Internet
Google risolverà una causa da 5 miliardi di dollari per il monitoraggio delle attività «in incognito»
Le attività che eseguivate nella modalità «in incognito» di Google Chrome non erano così in incognito.
Google ha accettato di risolvere un’azione legale collettiva intentata nel 2020, sostenendo che il suo browser Chrome monitorava segretamente l’attività su Internet di milioni di persone, anche quando utilizzavano l’impostazione «Incognito». Lo riporta l’agenzia Reuters.
Presentata nel distretto settentrionale della California, la causa accusava il colosso tecnologico statunitense di continuare a «tracciare, raccogliere e identificare i dati di navigazione in tempo reale» quando gli utenti pensavano di navigare in privato con la specifica modalità offerta da Chrome.
I ricorrenti sostenevano che i siti che utilizzavano l’analisi di Google raccoglievano informazioni dai browser in modalità «incognito», inclusi il contenuto della pagina web visitata, i dati del dispositivo e gli indirizzi IP.

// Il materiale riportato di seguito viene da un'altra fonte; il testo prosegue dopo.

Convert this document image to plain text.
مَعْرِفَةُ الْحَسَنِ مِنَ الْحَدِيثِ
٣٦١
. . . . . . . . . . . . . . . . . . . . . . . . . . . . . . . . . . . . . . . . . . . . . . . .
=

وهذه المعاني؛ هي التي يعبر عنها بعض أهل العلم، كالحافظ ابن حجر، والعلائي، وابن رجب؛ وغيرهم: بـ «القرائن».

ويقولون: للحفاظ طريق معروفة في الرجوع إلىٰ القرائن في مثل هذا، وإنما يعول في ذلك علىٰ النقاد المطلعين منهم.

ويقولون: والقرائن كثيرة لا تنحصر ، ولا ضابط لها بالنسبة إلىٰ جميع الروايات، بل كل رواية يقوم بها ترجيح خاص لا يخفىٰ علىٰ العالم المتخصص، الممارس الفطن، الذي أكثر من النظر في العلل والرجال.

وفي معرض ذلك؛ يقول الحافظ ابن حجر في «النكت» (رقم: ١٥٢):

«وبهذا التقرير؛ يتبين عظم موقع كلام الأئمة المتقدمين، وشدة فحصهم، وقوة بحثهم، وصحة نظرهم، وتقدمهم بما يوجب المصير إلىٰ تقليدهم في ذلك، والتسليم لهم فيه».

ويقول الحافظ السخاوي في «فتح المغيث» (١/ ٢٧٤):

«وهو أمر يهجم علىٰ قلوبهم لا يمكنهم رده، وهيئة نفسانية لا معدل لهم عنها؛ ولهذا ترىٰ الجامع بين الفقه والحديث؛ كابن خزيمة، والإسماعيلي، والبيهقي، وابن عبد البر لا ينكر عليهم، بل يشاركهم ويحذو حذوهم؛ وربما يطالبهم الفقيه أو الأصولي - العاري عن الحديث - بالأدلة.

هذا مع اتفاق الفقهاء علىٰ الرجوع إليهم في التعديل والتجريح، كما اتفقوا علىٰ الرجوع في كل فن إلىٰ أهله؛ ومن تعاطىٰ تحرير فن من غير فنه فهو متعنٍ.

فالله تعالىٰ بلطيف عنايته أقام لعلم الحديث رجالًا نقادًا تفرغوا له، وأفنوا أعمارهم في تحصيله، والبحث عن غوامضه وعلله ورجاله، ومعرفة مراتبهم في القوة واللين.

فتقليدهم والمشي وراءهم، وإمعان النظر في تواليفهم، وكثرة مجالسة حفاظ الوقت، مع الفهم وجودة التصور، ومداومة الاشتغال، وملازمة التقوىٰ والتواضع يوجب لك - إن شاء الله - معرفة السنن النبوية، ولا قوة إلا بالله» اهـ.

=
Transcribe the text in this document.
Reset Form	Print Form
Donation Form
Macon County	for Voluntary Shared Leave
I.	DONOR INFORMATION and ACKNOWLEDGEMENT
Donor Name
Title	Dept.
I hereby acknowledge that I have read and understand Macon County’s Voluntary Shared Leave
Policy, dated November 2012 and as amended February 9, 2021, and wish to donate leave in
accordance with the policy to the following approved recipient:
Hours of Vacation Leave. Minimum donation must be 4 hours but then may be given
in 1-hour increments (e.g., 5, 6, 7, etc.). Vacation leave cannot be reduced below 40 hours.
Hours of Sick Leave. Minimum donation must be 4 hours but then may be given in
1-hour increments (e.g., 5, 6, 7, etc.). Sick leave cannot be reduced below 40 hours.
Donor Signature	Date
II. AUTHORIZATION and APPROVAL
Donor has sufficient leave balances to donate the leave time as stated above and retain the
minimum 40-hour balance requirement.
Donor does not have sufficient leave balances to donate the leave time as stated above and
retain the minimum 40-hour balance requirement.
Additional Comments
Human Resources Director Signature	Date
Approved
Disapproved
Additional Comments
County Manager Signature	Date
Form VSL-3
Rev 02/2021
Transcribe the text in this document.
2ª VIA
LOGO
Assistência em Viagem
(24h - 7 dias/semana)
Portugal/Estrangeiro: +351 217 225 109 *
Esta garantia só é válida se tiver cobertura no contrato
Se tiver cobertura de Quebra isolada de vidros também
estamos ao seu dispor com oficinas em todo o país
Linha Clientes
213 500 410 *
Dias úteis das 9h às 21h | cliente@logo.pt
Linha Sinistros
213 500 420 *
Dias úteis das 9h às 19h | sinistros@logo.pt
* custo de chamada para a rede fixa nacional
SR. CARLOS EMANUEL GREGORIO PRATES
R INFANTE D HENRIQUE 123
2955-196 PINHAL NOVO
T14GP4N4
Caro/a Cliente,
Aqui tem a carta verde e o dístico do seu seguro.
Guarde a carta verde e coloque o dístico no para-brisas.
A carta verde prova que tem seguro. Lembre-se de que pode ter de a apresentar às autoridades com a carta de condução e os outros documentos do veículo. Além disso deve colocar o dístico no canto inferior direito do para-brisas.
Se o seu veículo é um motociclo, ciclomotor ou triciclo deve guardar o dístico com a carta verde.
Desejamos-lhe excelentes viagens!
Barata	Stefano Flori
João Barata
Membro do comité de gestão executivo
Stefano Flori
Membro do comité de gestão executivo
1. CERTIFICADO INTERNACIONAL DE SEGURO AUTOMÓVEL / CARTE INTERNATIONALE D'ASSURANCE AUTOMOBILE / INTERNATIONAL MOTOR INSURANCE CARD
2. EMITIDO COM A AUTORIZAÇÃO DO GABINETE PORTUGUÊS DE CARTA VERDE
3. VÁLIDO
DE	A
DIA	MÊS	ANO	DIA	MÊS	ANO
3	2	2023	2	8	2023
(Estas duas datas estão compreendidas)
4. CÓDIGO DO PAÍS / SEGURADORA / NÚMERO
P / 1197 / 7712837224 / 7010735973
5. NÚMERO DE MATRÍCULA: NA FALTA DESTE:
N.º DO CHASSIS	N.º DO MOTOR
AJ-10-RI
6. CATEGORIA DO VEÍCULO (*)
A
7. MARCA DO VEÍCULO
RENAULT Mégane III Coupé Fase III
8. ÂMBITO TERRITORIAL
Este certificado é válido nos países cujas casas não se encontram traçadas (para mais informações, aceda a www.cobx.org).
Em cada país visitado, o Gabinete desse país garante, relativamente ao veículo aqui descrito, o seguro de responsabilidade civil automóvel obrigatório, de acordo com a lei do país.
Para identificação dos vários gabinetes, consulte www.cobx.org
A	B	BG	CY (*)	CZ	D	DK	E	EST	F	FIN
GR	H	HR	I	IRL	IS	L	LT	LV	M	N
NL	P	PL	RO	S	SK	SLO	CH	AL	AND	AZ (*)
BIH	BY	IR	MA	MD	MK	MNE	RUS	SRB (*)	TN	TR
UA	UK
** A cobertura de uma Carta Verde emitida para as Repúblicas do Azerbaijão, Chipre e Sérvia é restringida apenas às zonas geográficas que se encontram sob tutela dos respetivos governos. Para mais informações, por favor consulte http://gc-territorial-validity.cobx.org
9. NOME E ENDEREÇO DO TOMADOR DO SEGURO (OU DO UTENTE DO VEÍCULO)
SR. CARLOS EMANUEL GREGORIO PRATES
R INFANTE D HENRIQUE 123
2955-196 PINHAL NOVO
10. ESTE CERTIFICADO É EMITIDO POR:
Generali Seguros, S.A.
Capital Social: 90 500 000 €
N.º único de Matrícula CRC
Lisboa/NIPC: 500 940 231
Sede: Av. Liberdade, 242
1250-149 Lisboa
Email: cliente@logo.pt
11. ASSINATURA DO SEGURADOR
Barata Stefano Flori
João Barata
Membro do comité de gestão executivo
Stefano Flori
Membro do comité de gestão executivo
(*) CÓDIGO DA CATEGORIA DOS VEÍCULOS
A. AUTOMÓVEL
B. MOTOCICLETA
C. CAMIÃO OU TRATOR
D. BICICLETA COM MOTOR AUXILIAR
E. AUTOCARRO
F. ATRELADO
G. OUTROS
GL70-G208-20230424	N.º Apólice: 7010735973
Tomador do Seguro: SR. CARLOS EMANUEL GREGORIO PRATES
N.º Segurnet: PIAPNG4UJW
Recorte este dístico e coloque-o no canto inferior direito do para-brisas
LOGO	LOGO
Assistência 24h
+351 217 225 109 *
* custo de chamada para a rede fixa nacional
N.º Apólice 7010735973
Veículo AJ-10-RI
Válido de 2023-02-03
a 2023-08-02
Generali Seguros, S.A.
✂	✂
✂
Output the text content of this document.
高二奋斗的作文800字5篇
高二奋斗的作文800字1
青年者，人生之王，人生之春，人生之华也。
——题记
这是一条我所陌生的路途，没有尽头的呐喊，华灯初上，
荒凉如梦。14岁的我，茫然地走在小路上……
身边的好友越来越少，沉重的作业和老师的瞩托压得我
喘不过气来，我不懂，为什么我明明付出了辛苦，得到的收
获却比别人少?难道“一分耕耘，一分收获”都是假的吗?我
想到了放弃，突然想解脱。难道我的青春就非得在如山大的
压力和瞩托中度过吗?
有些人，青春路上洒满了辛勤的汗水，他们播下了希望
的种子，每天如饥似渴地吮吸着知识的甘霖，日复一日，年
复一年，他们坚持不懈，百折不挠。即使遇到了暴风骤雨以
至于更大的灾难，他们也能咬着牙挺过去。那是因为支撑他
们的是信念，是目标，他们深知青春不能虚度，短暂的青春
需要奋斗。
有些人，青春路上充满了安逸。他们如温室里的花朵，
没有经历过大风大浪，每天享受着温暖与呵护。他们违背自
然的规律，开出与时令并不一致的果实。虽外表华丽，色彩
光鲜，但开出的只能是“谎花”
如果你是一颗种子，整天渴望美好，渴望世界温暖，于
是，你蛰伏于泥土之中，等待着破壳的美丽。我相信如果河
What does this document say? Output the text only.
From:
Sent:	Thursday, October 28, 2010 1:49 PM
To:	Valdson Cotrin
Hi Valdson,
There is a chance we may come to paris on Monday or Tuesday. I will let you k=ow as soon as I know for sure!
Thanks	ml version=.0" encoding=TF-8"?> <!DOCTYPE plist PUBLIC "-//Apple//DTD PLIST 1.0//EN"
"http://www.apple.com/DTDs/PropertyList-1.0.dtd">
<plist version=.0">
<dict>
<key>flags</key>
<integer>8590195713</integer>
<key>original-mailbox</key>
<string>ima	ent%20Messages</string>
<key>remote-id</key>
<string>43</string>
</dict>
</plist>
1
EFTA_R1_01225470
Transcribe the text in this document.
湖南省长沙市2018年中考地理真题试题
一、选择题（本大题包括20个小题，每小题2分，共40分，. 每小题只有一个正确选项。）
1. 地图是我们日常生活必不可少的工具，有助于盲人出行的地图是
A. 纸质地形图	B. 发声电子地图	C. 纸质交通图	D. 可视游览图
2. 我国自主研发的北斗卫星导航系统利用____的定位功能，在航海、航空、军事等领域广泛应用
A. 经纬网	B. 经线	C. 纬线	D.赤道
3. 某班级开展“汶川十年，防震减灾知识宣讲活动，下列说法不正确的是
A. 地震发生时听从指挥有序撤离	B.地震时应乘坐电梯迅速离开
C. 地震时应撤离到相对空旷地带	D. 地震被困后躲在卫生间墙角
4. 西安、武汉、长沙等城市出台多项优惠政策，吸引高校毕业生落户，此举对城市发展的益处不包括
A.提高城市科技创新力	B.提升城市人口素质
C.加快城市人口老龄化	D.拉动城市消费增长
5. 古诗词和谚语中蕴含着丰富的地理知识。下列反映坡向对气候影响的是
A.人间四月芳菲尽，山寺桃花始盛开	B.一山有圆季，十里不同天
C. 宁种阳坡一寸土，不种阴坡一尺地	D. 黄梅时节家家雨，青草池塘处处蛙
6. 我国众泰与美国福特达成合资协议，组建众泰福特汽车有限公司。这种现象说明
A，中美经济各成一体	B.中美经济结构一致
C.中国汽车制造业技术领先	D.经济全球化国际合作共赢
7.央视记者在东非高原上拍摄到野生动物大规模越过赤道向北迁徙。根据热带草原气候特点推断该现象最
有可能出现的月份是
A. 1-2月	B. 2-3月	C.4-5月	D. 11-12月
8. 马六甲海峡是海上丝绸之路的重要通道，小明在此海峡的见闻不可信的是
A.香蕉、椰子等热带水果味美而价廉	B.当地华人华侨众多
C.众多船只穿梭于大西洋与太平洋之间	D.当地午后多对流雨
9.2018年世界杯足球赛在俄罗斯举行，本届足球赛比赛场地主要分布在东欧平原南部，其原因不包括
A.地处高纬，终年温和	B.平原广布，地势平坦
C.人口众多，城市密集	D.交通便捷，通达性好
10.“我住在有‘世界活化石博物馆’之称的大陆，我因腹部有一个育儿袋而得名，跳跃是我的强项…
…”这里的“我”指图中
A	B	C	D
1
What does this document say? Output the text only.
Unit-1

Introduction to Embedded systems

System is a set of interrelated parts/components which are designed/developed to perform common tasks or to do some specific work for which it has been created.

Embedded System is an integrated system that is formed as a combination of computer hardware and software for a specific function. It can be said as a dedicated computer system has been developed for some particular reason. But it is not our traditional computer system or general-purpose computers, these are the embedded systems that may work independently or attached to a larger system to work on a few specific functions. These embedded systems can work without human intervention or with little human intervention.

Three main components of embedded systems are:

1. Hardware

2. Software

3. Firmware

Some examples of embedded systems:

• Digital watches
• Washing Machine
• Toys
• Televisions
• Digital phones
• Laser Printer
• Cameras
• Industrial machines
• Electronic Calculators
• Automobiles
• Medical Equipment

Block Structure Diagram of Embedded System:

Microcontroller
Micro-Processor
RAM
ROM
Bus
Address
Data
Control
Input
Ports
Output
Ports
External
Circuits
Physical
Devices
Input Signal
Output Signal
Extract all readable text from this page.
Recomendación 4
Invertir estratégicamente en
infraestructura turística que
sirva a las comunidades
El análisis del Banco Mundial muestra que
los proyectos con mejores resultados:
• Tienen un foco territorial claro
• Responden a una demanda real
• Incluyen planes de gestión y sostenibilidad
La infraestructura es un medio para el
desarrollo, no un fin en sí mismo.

I denuncianti hanno affermato che ciò ha trasformato Google in un «inspiegabile tesoro di informazioni» consentendo all’azienda di conoscere i propri amici, hobby, cibi preferiti, abitudini di acquisto nonché, soprattutto, «cose potenzialmente imbarazzanti»: spiare una persona quando crede di non essere vista può rivelare molte cose che, per l’appunto, non farebbe in pubblico.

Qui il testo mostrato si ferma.